Briefly put, nation-states marginalize people with disabilities. But, as Russell contends, marginal does not mean invisible. On the contrary, the conspicuousness of many disabled citizens and non-citizens determines their involvement with the nation-state. In this sense, "embodied citizenship" labels a simultaneous process of exclusion and inclusion. The very corporeal substance that brands disabled "others" also registers the nature of their political participation and their contribution to a collective that can no longer be allegorized through stable, normative bodies. Russell aims her analysis at those figures of disability that debunk the myth of the body politic: a corporeal allegory of the nation whose standard shape, size, and powers of limb replicate the assumed able-bodiedness of its citizens. Whereas upholders of nationalism, heteronormativity, and racism correlate with a pure, healthy, and infallible body politic, Russell foregrounds texts in which disabled characters embody the U.S. These "defective" embodiments often stop to rethink their national identity: how is it defined and on what grounds are they included or left out. Thus, the disabled body politic of the "embodied citizen" ushers audiences into the overlapping crises of liberal individualism, corporative culture, mass-oriented capitalism, industrial farming, and reproductive rights.
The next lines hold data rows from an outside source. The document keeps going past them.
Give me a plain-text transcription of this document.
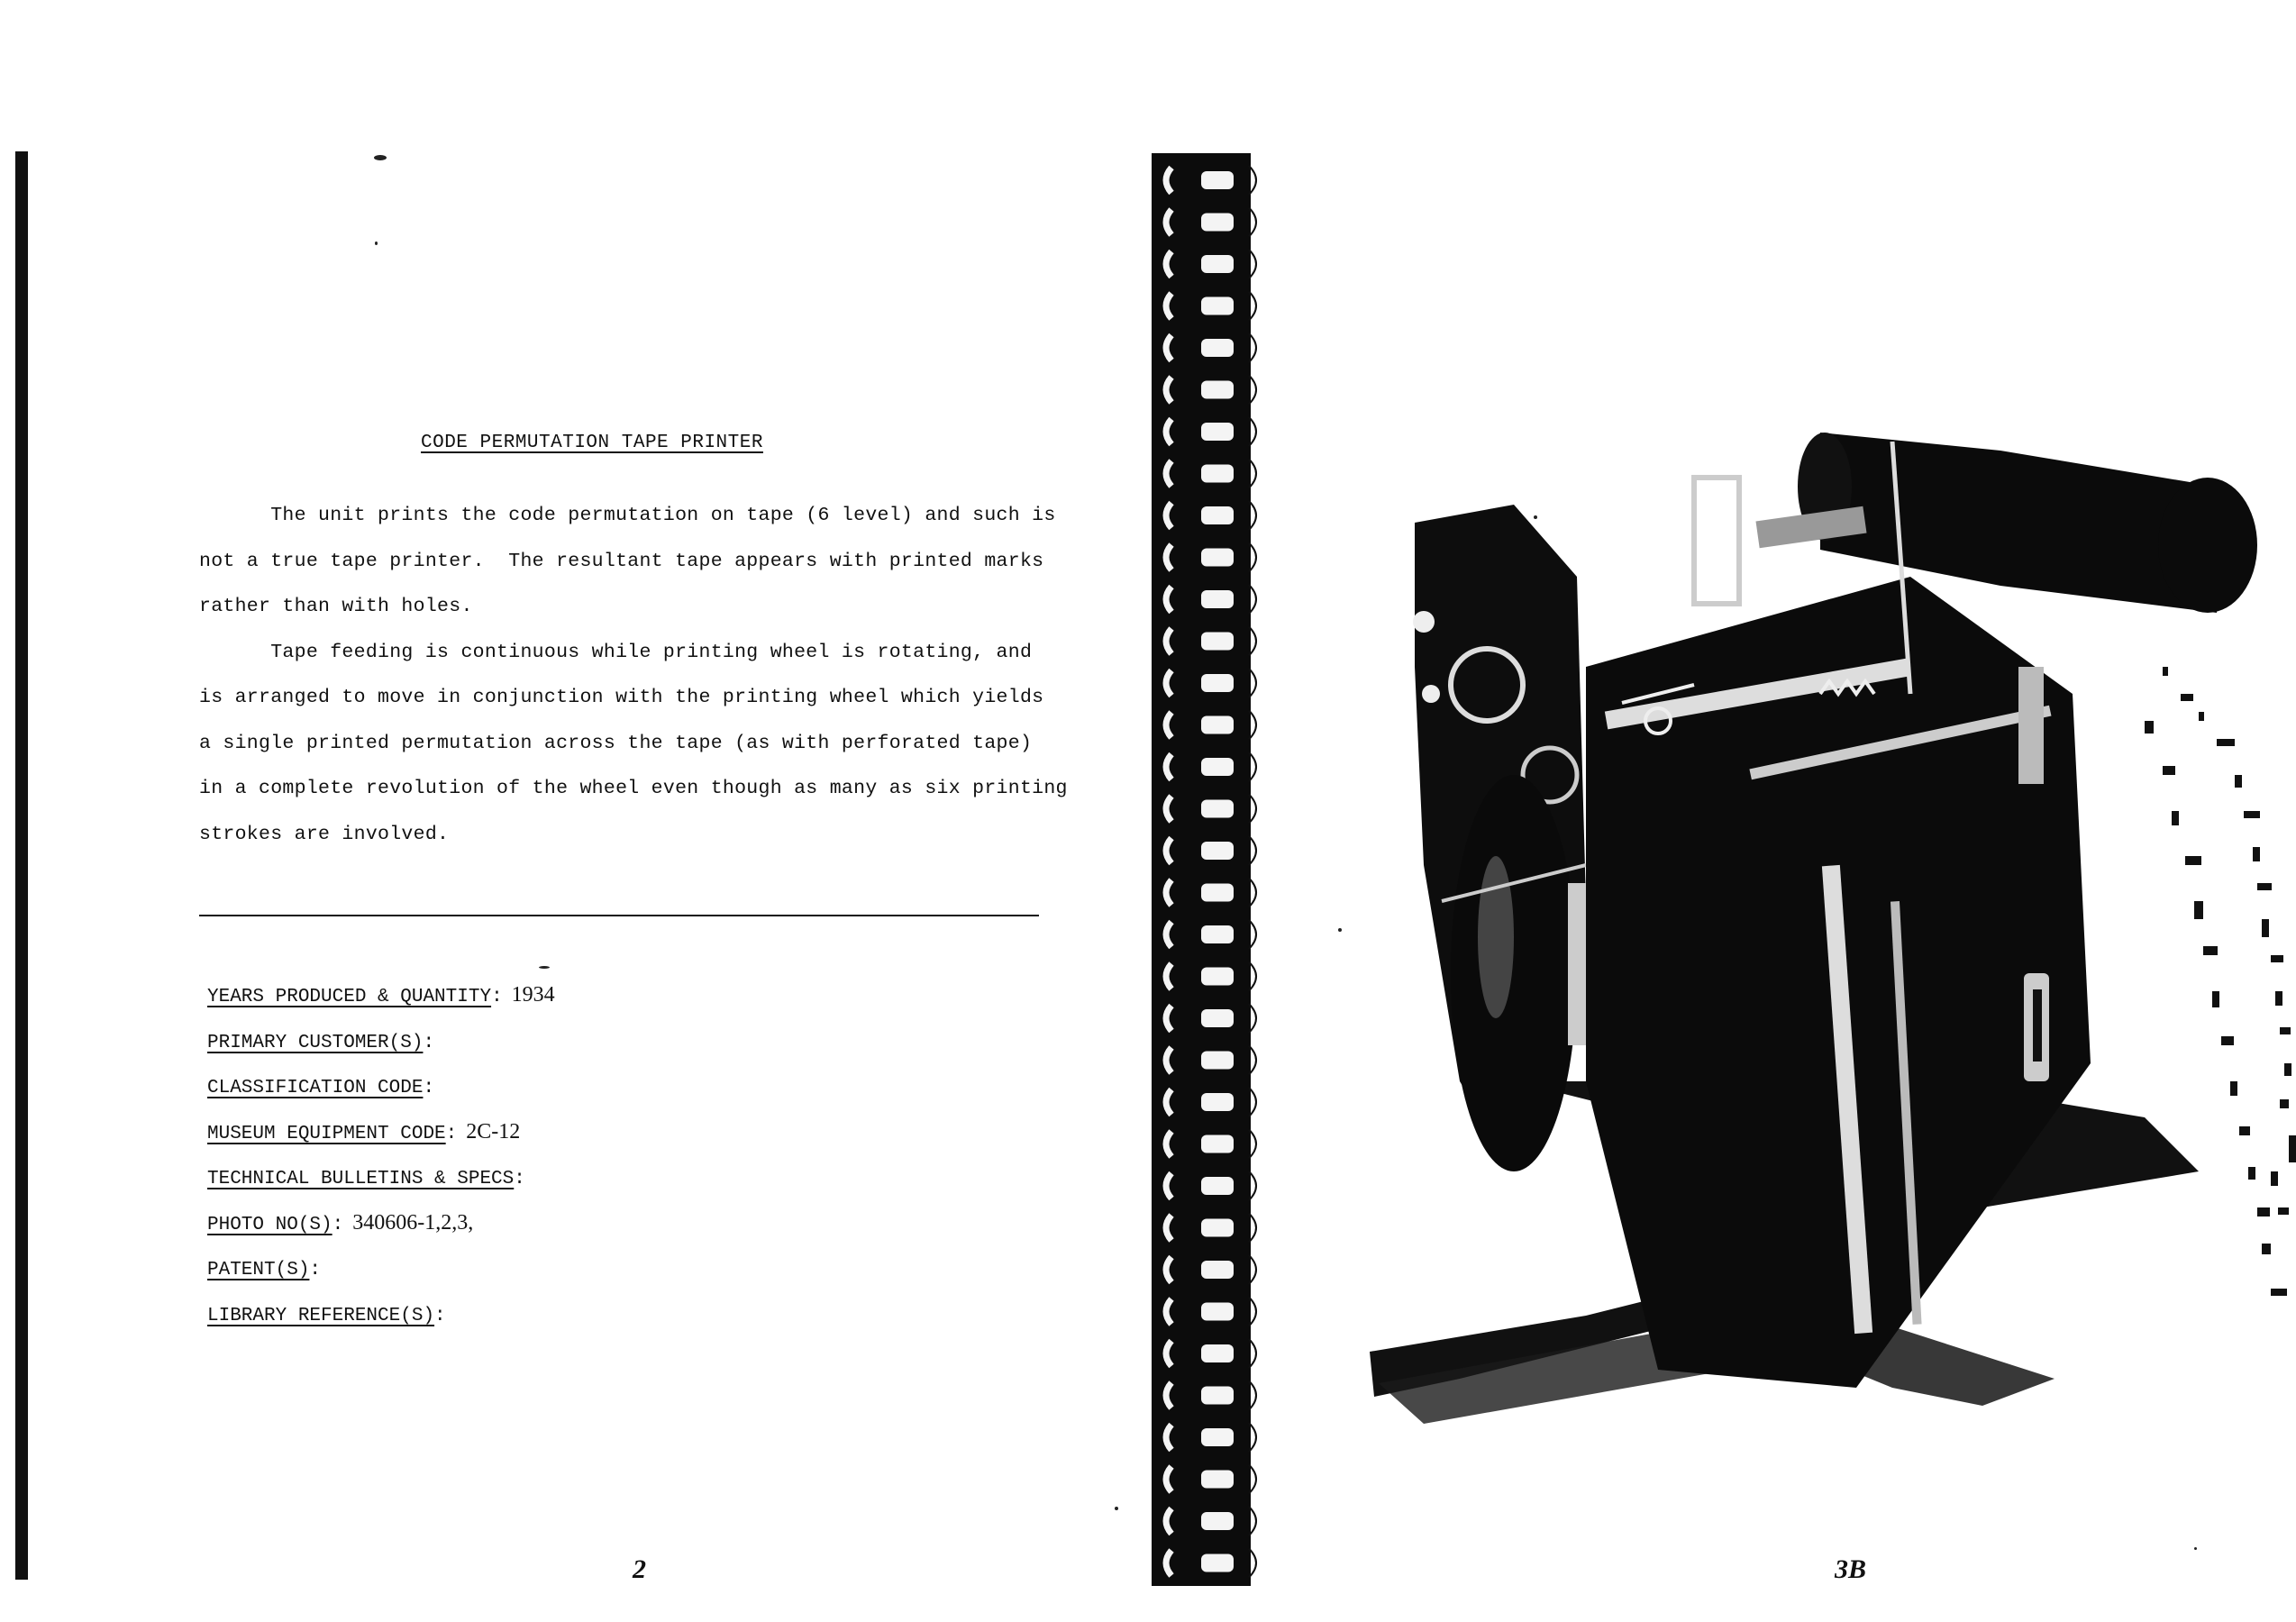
CODE PERMUTATION TAPE PRINTER
The unit prints the code permutation on tape (6 level) and such is
not a true tape printer.  The resultant tape appears with printed marks
rather than with holes.
Tape feeding is continuous while printing wheel is rotating, and
is arranged to move in conjunction with the printing wheel which yields
a single printed permutation across the tape (as with perforated tape)
in a complete revolution of the wheel even though as many as six printing
strokes are involved.
YEARS PRODUCED & QUANTITY: 1934
PRIMARY CUSTOMER(S):
CLASSIFICATION CODE:
MUSEUM EQUIPMENT CODE: 2C-12
TECHNICAL BULLETINS & SPECS:
PHOTO NO(S): 340606-1,2,3,
PATENT(S):
LIBRARY REFERENCE(S):
2	3B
In chapter four, for example, Russell neatly relates the nineteenth-century freak show (along with contemporary reformulations like Katherine Dunn's novel Geek Love) with the category of Americana, a stylized mode of presentation that entwines "the representative and the extraordinary" (136). Here, her analysis shines best, situating anatomical impairment at the heart of nationalist meaning-making rituals. These rituals of national affiliation generate narratives of the body politic, which impel Russell to tackle the relationship between impaired bodies (disability), bodies politic (citizenship), and what is popularly known as the "body of the text" (narrative) (3). Narrative techniques allow writers and activists to disable textual bodies and, by extension, to dislodge citizenship from the logic of liberal individualism (viz., one person equals one citizen). Russell scrutinizes works by Mark Twain, Carson McCullers, Flannery O'Connor, David Foster Wallace, and Ron Kovic, among others. These writers complicate the ready-made legibility of the disabled body in the public contexts of the military parade, the circus exhibit, or the courtroom trial, divesting disabled bodies of their hyper-symbolic aura and capitalizing instead on sentience, creativity, and repressed subjectivity.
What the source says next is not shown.